The Reserve Bank of India (RBI) unveiled draft guidelines on project financing aimed at enhancing transparency and risk management in consortium lending, proposing a minimum loan exposure floor for banks and mandated standards for asset provisioning during project phases.
In the draft guidelines, the RBI outlined specific provisions governing project finance, particularly in consortium arrangements. For projects with aggregate exposure up to Rs 1,500 crore, individual lenders must maintain a minimum exposure of at least 10 percent of the total project exposure. In cases where exposure exceeds Rs 1,500 crore, the floor for individual exposure is set at 5 percent or Rs 150 crore, whichever is higher.

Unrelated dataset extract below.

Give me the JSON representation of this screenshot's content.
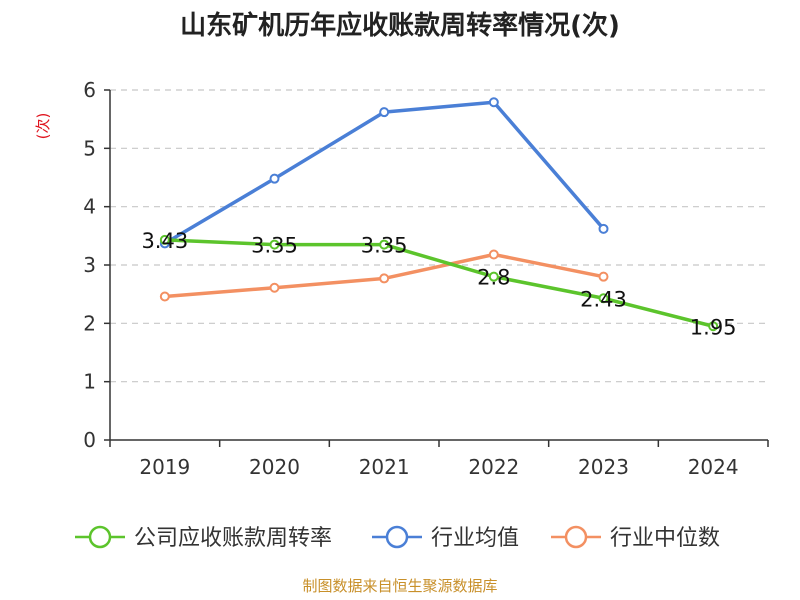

The RBI emphasised the importance of financial closure and clear documentation of the Date of Commencement of Commercial Operation (DCCO) before disbursing funds. Lenders are directed to align disbursement with project completion stages, particularly in Public-Private Partnership (PPP) projects, where funds should be released post the project’s appointed date.
Project lifecycle
The project lifecycle is divided into three distinct phases: design, construction, and operational. The operational phase, marked by commercial operation commencement, triggers specific asset provisioning requirements. The RBI proposed a gradual approach to provisioning during the construction phase, with banks required to provision 2 percent by March 31, 2025, escalating to 3.50 percent by March 31, 2026, and culminating in 5 percent by March 31, 2027.
Importantly, banks may reduce provisioning to 2.5 percent during the operational phase if the project demonstrates positive net operating cash flow, covering repayment obligations, and experiences a 20 percent decline in long-term debt from the DCCO stage.
For accounts deferring DCCO and classified as ‘standard’, additional provisions of 2.5 percent are mandated for infrastructure and non-infrastructure projects with deferments exceeding two and one year, respectively. These provisions are reversible upon commercial operation commencement.
Addressing asset quality, the RBI’s guidelines offer a pathway for upgrading project finance accounts classified as non-performing assets (NPA) after 360 days from the review period’s end, subject to successful review implementation and stability in asset value.
Stakeholders are invited to provide feedback on the draft guidelines by June 15.